Implement schema enforcement

Completed

Schema enforcement in Delta Lake, sometimes called "schema on write," ensures that data being written to a Delta table matches the table’s defined schema. This prevents corrupt or inconsistent records from being introduced into the dataset. For example, if a column is defined as INT and an incoming DataFrame tries to write a STRING into that column, the operation fails. By enforcing strict schema rules, Delta Lake guarantees that all data adheres to the expected format, which helps maintain data quality and consistency across pipelines.

Consider the following SQL statements. The first example is expected to fail, because the amount is a string in the second row. The second example is expected to succeed, because of the explicit cast to a double data type.

-- Create a Delta table with an enforced schema
CREATE TABLE IF NOT EXISTS main.default.payments (
  id INT,
  amount DOUBLE
) USING DELTA;

-- ❌ Expected to FAIL: 'amount' is a string in the second row
INSERT INTO main.default.payments VALUES
(1, 12.50), (2, 'oops');  -- type mismatch for amount

-- ✅ Expected to SUCCEED: explicitly cast or provide the correct type
INSERT INTO main.default.payments (id, amount) VALUES
(3, CAST('7.25' AS DOUBLE)),
(4, 18.00);

This enforcement is important in big data environments where data often comes from diverse sources with varying formats. Without schema enforcement, subtle errors—like mismatched types or missing fields—could propagate silently and break downstream processes or analytics. With Delta Lake, schema enforcement acts as a safeguard that catches these problems at write time instead of leaving them to be discovered later.

Schema evolution

While schema enforcement protects data integrity, sometimes the schema legitimately needs to change over time. Schema evolution in Delta Lake allows you to update a table’s schema in a controlled way, for example by adding new columns or relaxing certain constraints. This can be done automatically with settings like spark.databricks.delta.schema.autoMerge.enabled = true, which lets Delta Lake reconcile incoming data with the existing schema by adding missing columns where appropriate. This flexibility enables teams to adapt to changing business requirements without recreating tables or losing historical data.
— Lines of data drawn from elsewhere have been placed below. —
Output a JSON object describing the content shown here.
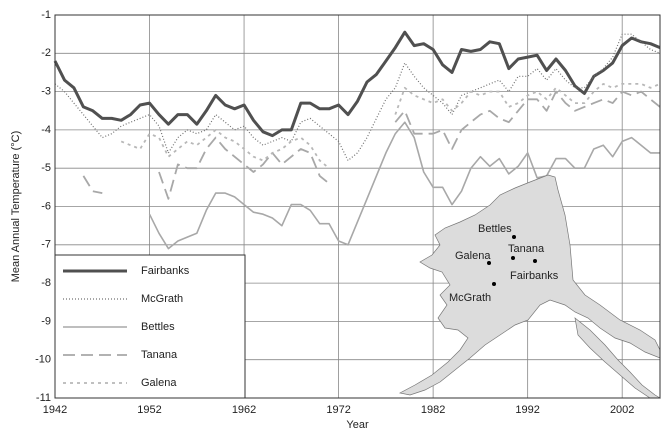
{
  "chart_data": {
    "type": "line",
    "xlabel": "Year",
    "ylabel": "Mean Annual Temperature (°C)",
    "x": [
      1942,
      1943,
      1944,
      1945,
      1946,
      1947,
      1948,
      1949,
      1950,
      1951,
      1952,
      1953,
      1954,
      1955,
      1956,
      1957,
      1958,
      1959,
      1960,
      1961,
      1962,
      1963,
      1964,
      1965,
      1966,
      1967,
      1968,
      1969,
      1970,
      1971,
      1972,
      1973,
      1974,
      1975,
      1976,
      1977,
      1978,
      1979,
      1980,
      1981,
      1982,
      1983,
      1984,
      1985,
      1986,
      1987,
      1988,
      1989,
      1990,
      1991,
      1992,
      1993,
      1994,
      1995,
      1996,
      1997,
      1998,
      1999,
      2000,
      2001,
      2002,
      2003,
      2004,
      2005,
      2006
    ],
    "xlim": [
      1942,
      2006
    ],
    "xticks": [
      1942,
      1952,
      1962,
      1972,
      1982,
      1992,
      2002
    ],
    "ylim": [
      -11,
      -1
    ],
    "yticks": [
      -11,
      -10,
      -9,
      -8,
      -7,
      -6,
      -5,
      -4,
      -3,
      -2,
      -1
    ],
    "grid": true,
    "legend": "lower left",
    "series": [
      {
        "name": "Fairbanks",
        "color": "#505050",
        "style": "thick",
        "values": [
          -2.2,
          -2.7,
          -2.9,
          -3.4,
          -3.5,
          -3.7,
          -3.7,
          -3.75,
          -3.6,
          -3.35,
          -3.3,
          -3.6,
          -3.85,
          -3.6,
          -3.6,
          -3.85,
          -3.5,
          -3.1,
          -3.35,
          -3.45,
          -3.35,
          -3.75,
          -4.05,
          -4.15,
          -4.0,
          -4.0,
          -3.3,
          -3.3,
          -3.45,
          -3.45,
          -3.35,
          -3.6,
          -3.25,
          -2.75,
          -2.55,
          -2.2,
          -1.85,
          -1.45,
          -1.8,
          -1.75,
          -1.9,
          -2.3,
          -2.5,
          -1.9,
          -1.95,
          -1.9,
          -1.7,
          -1.75,
          -2.4,
          -2.15,
          -2.1,
          -2.05,
          -2.45,
          -2.15,
          -2.45,
          -2.85,
          -3.05,
          -2.6,
          -2.45,
          -2.25,
          -1.8,
          -1.6,
          -1.7,
          -1.75,
          -1.85
        ]
      },
      {
        "name": "McGrath",
        "color": "#707070",
        "style": "dotted",
        "values": [
          -2.8,
          -3.0,
          -3.3,
          -3.6,
          -3.9,
          -4.2,
          -4.1,
          -3.9,
          -3.8,
          -3.7,
          -3.6,
          -3.9,
          -4.6,
          -4.2,
          -4.0,
          -4.1,
          -4.0,
          -3.6,
          -3.8,
          -4.0,
          -3.9,
          -4.2,
          -4.4,
          -4.3,
          -4.2,
          -4.3,
          -3.8,
          -3.7,
          -3.9,
          -4.1,
          -4.3,
          -4.8,
          -4.6,
          -4.2,
          -3.7,
          -3.2,
          -2.9,
          -2.25,
          -2.6,
          -2.9,
          -3.1,
          -3.3,
          -3.6,
          -3.1,
          -3.0,
          -2.9,
          -2.8,
          -2.7,
          -3.0,
          -2.6,
          -2.6,
          -2.4,
          -2.7,
          -2.4,
          -2.7,
          -2.9,
          -2.9,
          -2.6,
          -2.4,
          -2.1,
          -1.5,
          -1.5,
          -1.7,
          -1.9,
          -2.0
        ]
      },
      {
        "name": "Bettles",
        "color": "#a8a8a8",
        "style": "solid",
        "values": [
          null,
          null,
          null,
          null,
          null,
          null,
          null,
          null,
          null,
          null,
          -6.2,
          -6.7,
          -7.1,
          -6.9,
          -6.8,
          -6.7,
          -6.1,
          -5.65,
          -5.65,
          -5.75,
          -5.95,
          -6.15,
          -6.2,
          -6.3,
          -6.5,
          -5.95,
          -5.95,
          -6.1,
          -6.45,
          -6.45,
          -6.9,
          -7.0,
          -6.4,
          -5.8,
          -5.2,
          -4.6,
          -4.1,
          -3.8,
          -4.2,
          -5.1,
          -5.5,
          -5.5,
          -5.95,
          -5.6,
          -5.0,
          -4.7,
          -4.95,
          -4.75,
          -5.15,
          -4.95,
          -4.6,
          -5.25,
          -5.2,
          -4.75,
          -4.75,
          -5.0,
          -5.0,
          -4.5,
          -4.4,
          -4.7,
          -4.3,
          -4.2,
          -4.4,
          -4.6,
          -4.6
        ]
      },
      {
        "name": "Tanana",
        "color": "#a8a8a8",
        "style": "dashed",
        "values": [
          null,
          null,
          null,
          -5.2,
          -5.6,
          -5.65,
          null,
          null,
          null,
          null,
          null,
          -5.1,
          -5.8,
          -4.9,
          -5.0,
          -5.0,
          -4.5,
          -4.2,
          -4.5,
          -4.7,
          -4.9,
          -5.1,
          -4.9,
          -4.6,
          -4.9,
          -4.7,
          -4.5,
          -4.6,
          -5.2,
          -5.4,
          null,
          null,
          null,
          null,
          null,
          null,
          -3.8,
          -3.5,
          -4.1,
          -4.1,
          -4.1,
          -4.0,
          -4.5,
          -4.0,
          -3.8,
          -3.6,
          -3.5,
          -3.7,
          -3.8,
          -3.5,
          -3.2,
          -3.2,
          -3.5,
          -3.0,
          -3.3,
          -3.5,
          -3.4,
          -3.3,
          -3.2,
          -3.3,
          -3.0,
          -3.1,
          -3.0,
          -3.2,
          -3.4
        ]
      },
      {
        "name": "Galena",
        "color": "#b8b8b8",
        "style": "short-dashed",
        "values": [
          null,
          null,
          null,
          null,
          null,
          null,
          null,
          -4.3,
          -4.4,
          -4.5,
          -4.1,
          -4.2,
          -4.7,
          -4.5,
          -4.3,
          -4.4,
          -4.2,
          -4.0,
          -4.2,
          -4.3,
          -4.5,
          -4.7,
          -4.8,
          -4.6,
          -4.5,
          -4.3,
          -4.2,
          -4.4,
          -4.8,
          -5.0,
          null,
          null,
          null,
          null,
          null,
          null,
          -3.6,
          -2.9,
          -3.1,
          -3.2,
          -3.3,
          -3.2,
          -3.5,
          -3.3,
          -3.0,
          -3.1,
          -3.0,
          -3.0,
          -3.4,
          -3.3,
          -3.1,
          -3.0,
          -3.2,
          -2.9,
          -3.1,
          -3.3,
          -3.3,
          -3.0,
          -2.8,
          -2.9,
          -2.8,
          -2.8,
          -2.8,
          -2.9,
          -2.8
        ]
      }
    ],
    "map_labels": [
      "Bettles",
      "Tanana",
      "Galena",
      "Fairbanks",
      "McGrath"
    ]
  }
}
Consider the following Python example:

from pyspark.sql import Row

# Step 1: Create a Delta table with a simple schema
base_df = spark.createDataFrame([Row(id=1, amount=100.0)], ["id", "amount"])
base_df.write.format("delta").mode("overwrite").saveAsTable("main.default.sales")

# Step 2: New data arrives with an extra column 'currency'
new_df = spark.createDataFrame(
    [Row(id=2, amount=200.0, currency="USD"),
     Row(id=3, amount=50.0,  currency="EUR")]
)

# Step 3: Write with schema evolution enabled
new_df.write \
  .format("delta") \
  .option("mergeSchema", "true") \
  .mode("append") \
  .saveAsTable("main.default.sales")

# Now the 'sales' table has 3 columns: id, amount, currency
spark.sql("DESCRIBE TABLE main.default.sales").show()
spark.sql("SELECT * FROM main.default.sales").show()

What happens is that the original table contains only the columns id and amount, while the new DataFrame introduces an additional column called currency. When you write the DataFrame with the option .option("mergeSchema", "true"), Delta Lake automatically evolves the table schema to include this new column, allowing the write to succeed. If this option isn't enabled, however, the write operation fails because the schema of the incoming data doesn't match the existing table schema.

In the following SQL example, the MERGE statement explicitly includes WITH SCHEMA EVOLUTION. Delta Lake automatically updates the table schema to add currency as part of the operation. The merge then updates existing rows, inserts new rows, and deletes rows not present in the source, all while evolving the schema in a single transaction.

-- Step 1: Create a Delta table without the 'currency' column
CREATE TABLE IF NOT EXISTS main.default.sales_merge_sql (
  id INT,
  amount DOUBLE
) USING DELTA;

-- Step 2: Perform a MERGE that evolves the schema inline
MERGE WITH SCHEMA EVOLUTION INTO main.default.sales_merge_sql AS t
USING (
  SELECT 1 AS id, 110.0 AS amount, 'USD' AS currency
  UNION ALL
  SELECT 2 AS id, 220.0 AS amount, 'EUR' AS currency
) AS s
ON t.id = s.id
WHEN MATCHED THEN UPDATE SET *
WHEN NOT MATCHED THEN INSERT *
WHEN NOT MATCHED BY SOURCE THEN DELETE;

By following these steps, you can effectively utilize Delta Lake's schema enforcement capabilities within Azure Databricks to maintain data quality and integrity.